Some babies will be very quiet and alert, happily looking around and taking in their new surroundings. They will usually lie quietly in your arms or on their mother's belly, only stirring when they are ready to feed.
 

Sleepy and drowsy

A few babies will be sleepy or drowsy at birth and possibly not interested in feeding or visually connecting with their parents. This may be from the baby having a residue of narcotic drugs used by the mother for pain relief during the labour or if a general anaesthetic was needed for a Caesarean birth.

If your baby is sleepy you can hold them close, giving them skin to skin contact to reassure and connect with them. If the woman is too tired or not wishing to do this, the partner or support person could.
 

Fussy and whinging

A few babies will seem fussy and unsettled soon after birth, wanting to constantly feed or not appearing to be comforted with anything that you may do or try. Some babies will take a while to 'get the hang' of feeding, searching for a feed but pulling away from the breast after only a few sucks or an unsuccessful latch.

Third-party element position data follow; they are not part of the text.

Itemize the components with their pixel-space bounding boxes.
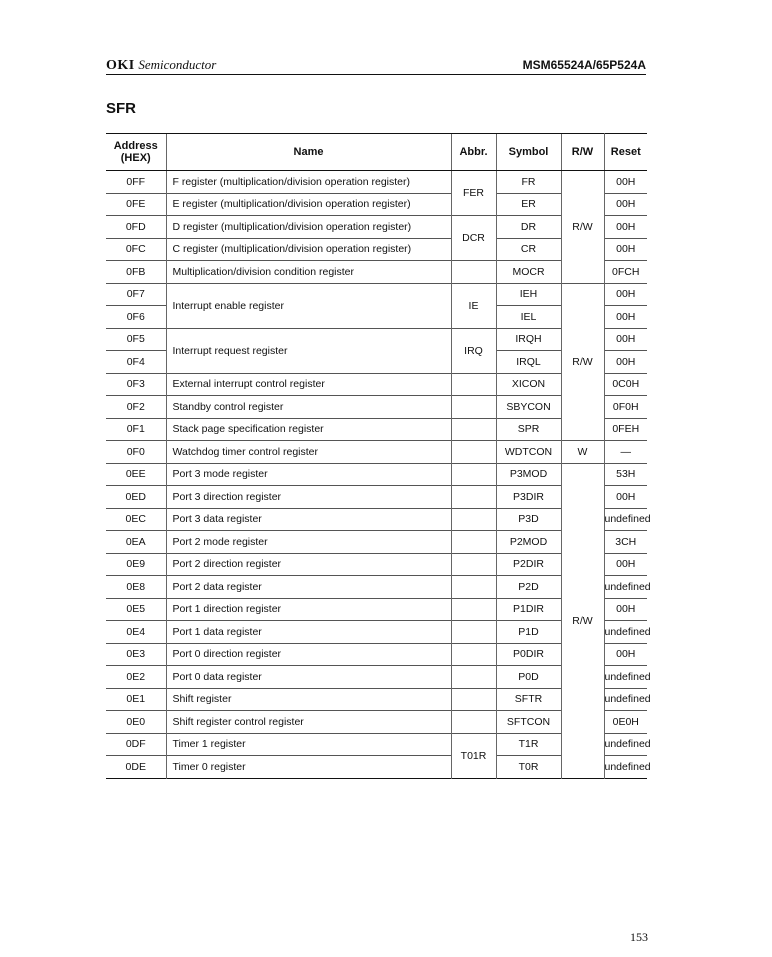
reset-cell: undefined [604, 693, 651, 706]
name-cell: Port 0 data register [166, 666, 451, 689]
sfr-table [106, 133, 651, 779]
address-cell: 0F7 [126, 288, 145, 301]
symbol-cell: IEL [496, 306, 561, 329]
abbr-cell [451, 598, 496, 621]
reset-cell: 00H [616, 288, 636, 301]
symbol-cell: XICON [496, 373, 561, 396]
symbol-cell: T0R [496, 756, 561, 779]
reset-cell: undefined [604, 513, 651, 526]
section-title: SFR [106, 100, 136, 117]
name-cell: Port 3 mode register [166, 463, 451, 486]
rw-cell: R/W [561, 171, 604, 284]
abbr-cell [451, 711, 496, 734]
name-cell: Timer 0 register [166, 756, 451, 779]
name-cell: Timer 1 register [166, 733, 451, 756]
symbol-cell: P2DIR [496, 553, 561, 576]
abbr-cell [451, 621, 496, 644]
table-row [106, 441, 647, 464]
abbr-cell: IE [451, 283, 496, 328]
address-cell: 0E5 [126, 603, 146, 616]
reset-cell: 0F0H [612, 400, 639, 413]
name-cell: Watchdog timer control register [166, 441, 451, 464]
abbr-cell [451, 441, 496, 464]
symbol-cell: SPR [496, 418, 561, 441]
symbol-cell: T1R [496, 733, 561, 756]
reset-cell: 00H [616, 198, 636, 211]
address-cell: 0FE [126, 198, 146, 211]
oki-logo: OKI [106, 58, 135, 73]
reset-cell: 0C0H [612, 378, 640, 391]
reset-cell: 00H [616, 558, 636, 571]
reset-cell: 00H [616, 603, 636, 616]
address-cell: 0E0 [126, 715, 146, 728]
address-cell: 0EE [125, 468, 146, 481]
reset-cell: 0FCH [612, 265, 640, 278]
reset-cell: 53H [616, 468, 636, 481]
reset-cell: 00H [616, 355, 636, 368]
name-cell: Port 1 data register [166, 621, 451, 644]
col-symbol-header: Symbol [496, 134, 561, 171]
name-cell: D register (multiplication/division operation register) [166, 216, 451, 239]
reset-cell: undefined [604, 760, 651, 773]
name-cell: Port 0 direction register [166, 643, 451, 666]
name-cell: Port 2 mode register [166, 531, 451, 554]
name-cell: E register (multiplication/division operation register) [166, 193, 451, 216]
address-cell: 0FF [126, 175, 146, 188]
address-cell: 0E3 [126, 648, 146, 661]
symbol-cell: P3DIR [496, 486, 561, 509]
name-cell: Shift register control register [166, 711, 451, 734]
symbol-cell: SFTR [496, 688, 561, 711]
reset-cell: 0E0H [612, 715, 639, 728]
name-cell: Port 3 data register [166, 508, 451, 531]
reset-cell: undefined [604, 670, 651, 683]
reset-cell: undefined [604, 738, 651, 751]
symbol-cell: SBYCON [496, 396, 561, 419]
name-cell: Port 2 direction register [166, 553, 451, 576]
address-cell: 0DE [125, 760, 146, 773]
header-brand [106, 57, 216, 74]
rw-cell: W [561, 441, 604, 464]
address-cell: 0E2 [126, 670, 146, 683]
reset-cell: undefined [604, 625, 651, 638]
abbr-cell [451, 643, 496, 666]
reset-cell: 00H [616, 490, 636, 503]
address-cell: 0F3 [126, 378, 145, 391]
rw-cell: R/W [561, 463, 604, 778]
address-cell: 0E9 [126, 558, 146, 571]
col-name-header: Name [166, 134, 451, 171]
address-cell: 0F0 [126, 445, 145, 458]
name-cell: Stack page specification register [166, 418, 451, 441]
abbr-cell [451, 463, 496, 486]
table-row [106, 283, 647, 306]
name-cell: Standby control register [166, 396, 451, 419]
reset-cell: — [620, 445, 631, 458]
abbr-cell: DCR [451, 216, 496, 261]
symbol-cell: CR [496, 238, 561, 261]
address-cell: 0F1 [126, 423, 145, 436]
company-name: Semiconductor [138, 57, 217, 72]
symbol-cell: IEH [496, 283, 561, 306]
abbr-cell [451, 688, 496, 711]
address-cell: 0E4 [126, 625, 146, 638]
symbol-cell: FR [496, 171, 561, 194]
abbr-cell [451, 261, 496, 284]
abbr-cell [451, 396, 496, 419]
abbr-cell [451, 373, 496, 396]
reset-cell: undefined [604, 580, 651, 593]
address-cell: 0F5 [126, 333, 145, 346]
name-cell: F register (multiplication/division operation register) [166, 171, 451, 194]
abbr-cell: IRQ [451, 328, 496, 373]
abbr-cell [451, 486, 496, 509]
reset-cell: 00H [616, 220, 636, 233]
address-cell: 0F6 [126, 310, 145, 323]
page-number: 153 [630, 930, 648, 944]
name-cell: Interrupt request register [166, 328, 451, 373]
reset-cell: 00H [616, 648, 636, 661]
symbol-cell: IRQH [496, 328, 561, 351]
address-cell: 0F2 [126, 400, 145, 413]
symbol-cell: P3MOD [496, 463, 561, 486]
col-abbr-header: Abbr. [451, 134, 496, 171]
reset-cell: 0FEH [612, 423, 640, 436]
reset-cell: 00H [616, 175, 636, 188]
name-cell: Port 1 direction register [166, 598, 451, 621]
address-cell: 0FC [125, 243, 146, 256]
abbr-cell [451, 508, 496, 531]
address-cell: 0FD [125, 220, 146, 233]
table-row [106, 171, 647, 194]
symbol-cell: P0DIR [496, 643, 561, 666]
address-cell: 0DF [125, 738, 146, 751]
symbol-cell: P1DIR [496, 598, 561, 621]
address-cell: 0ED [125, 490, 146, 503]
abbr-cell [451, 531, 496, 554]
name-cell: Shift register [166, 688, 451, 711]
symbol-cell: ER [496, 193, 561, 216]
name-cell: External interrupt control register [166, 373, 451, 396]
name-cell: Multiplication/division condition register [166, 261, 451, 284]
address-cell: 0EC [125, 513, 146, 526]
col-reset-header: Reset [604, 134, 647, 171]
name-cell: C register (multiplication/division operation register) [166, 238, 451, 261]
abbr-cell [451, 418, 496, 441]
reset-cell: 00H [616, 243, 636, 256]
abbr-cell: FER [451, 171, 496, 216]
symbol-cell: P2MOD [496, 531, 561, 554]
symbol-cell: P1D [496, 621, 561, 644]
part-number: MSM65524A/65P524A [522, 58, 646, 72]
abbr-cell [451, 553, 496, 576]
name-cell: Port 3 direction register [166, 486, 451, 509]
symbol-cell: P3D [496, 508, 561, 531]
header-rule [106, 74, 646, 75]
abbr-cell [451, 666, 496, 689]
address-cell: 0E8 [126, 580, 146, 593]
reset-cell: 3CH [615, 535, 637, 548]
reset-cell: 00H [616, 310, 636, 323]
symbol-cell: DR [496, 216, 561, 239]
abbr-cell [451, 576, 496, 599]
col-rw-header: R/W [561, 134, 604, 171]
symbol-cell: SFTCON [496, 711, 561, 734]
symbol-cell: WDTCON [496, 441, 561, 464]
table-header-row [106, 134, 647, 171]
symbol-cell: P0D [496, 666, 561, 689]
table-row [106, 463, 647, 486]
reset-cell: 00H [616, 333, 636, 346]
address-cell: 0FB [126, 265, 146, 278]
col-address-header: Address (HEX) [106, 134, 166, 171]
symbol-cell: IRQL [496, 351, 561, 374]
address-cell: 0E1 [126, 693, 146, 706]
name-cell: Interrupt enable register [166, 283, 451, 328]
symbol-cell: P2D [496, 576, 561, 599]
name-cell: Port 2 data register [166, 576, 451, 599]
abbr-cell: T01R [451, 733, 496, 778]
symbol-cell: MOCR [496, 261, 561, 284]
address-cell: 0F4 [126, 355, 145, 368]
address-cell: 0EA [125, 535, 146, 548]
rw-cell: R/W [561, 283, 604, 441]
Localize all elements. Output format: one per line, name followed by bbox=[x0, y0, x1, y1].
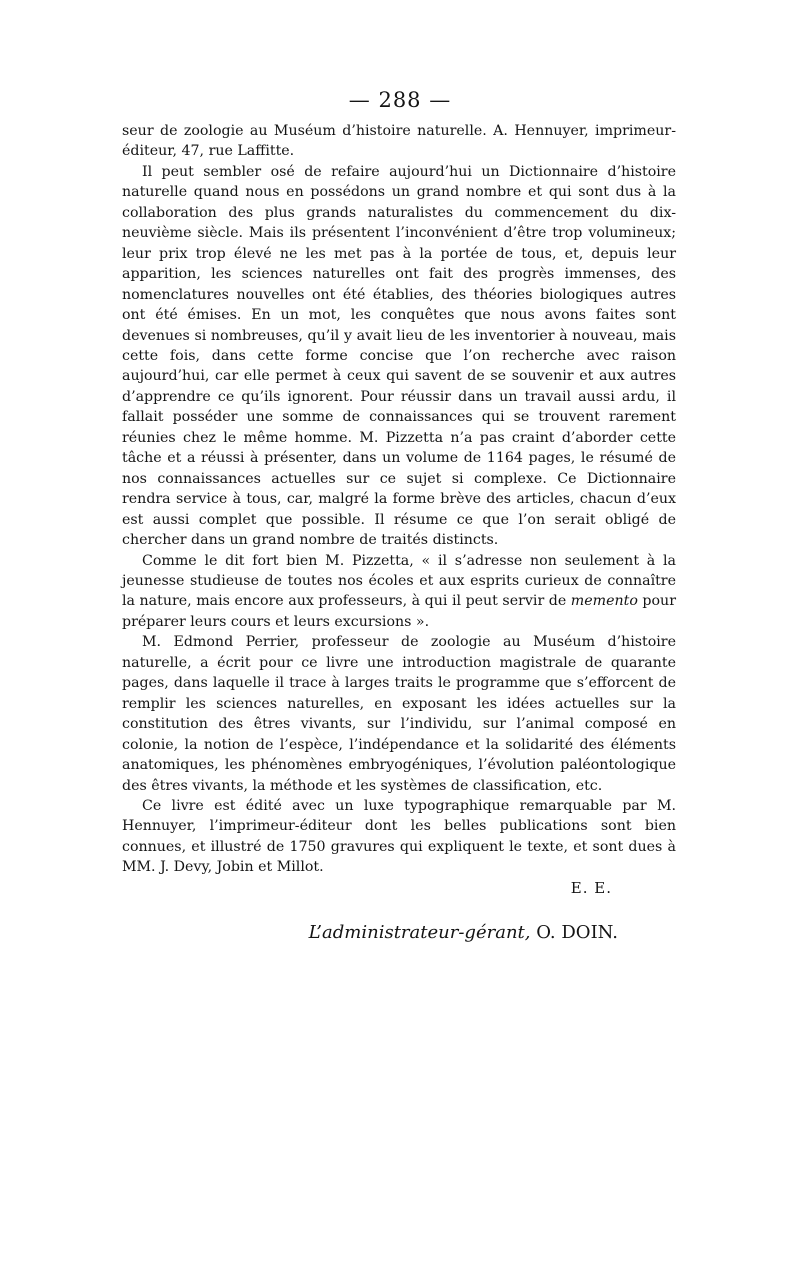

They may be like this for a few hours, until they exhaust themselves and fall asleep. Some will doze on and off every 30 minutes to an hour or so wanting to be fed or comforted. Wrapping them and holding them close so they can hear your familiar heart beat can sometimes help, if you do not feel up to this or ready to hold your baby ask your partner or support person to take them for a while. If they have gone home your caregiver may nurse the baby for a while!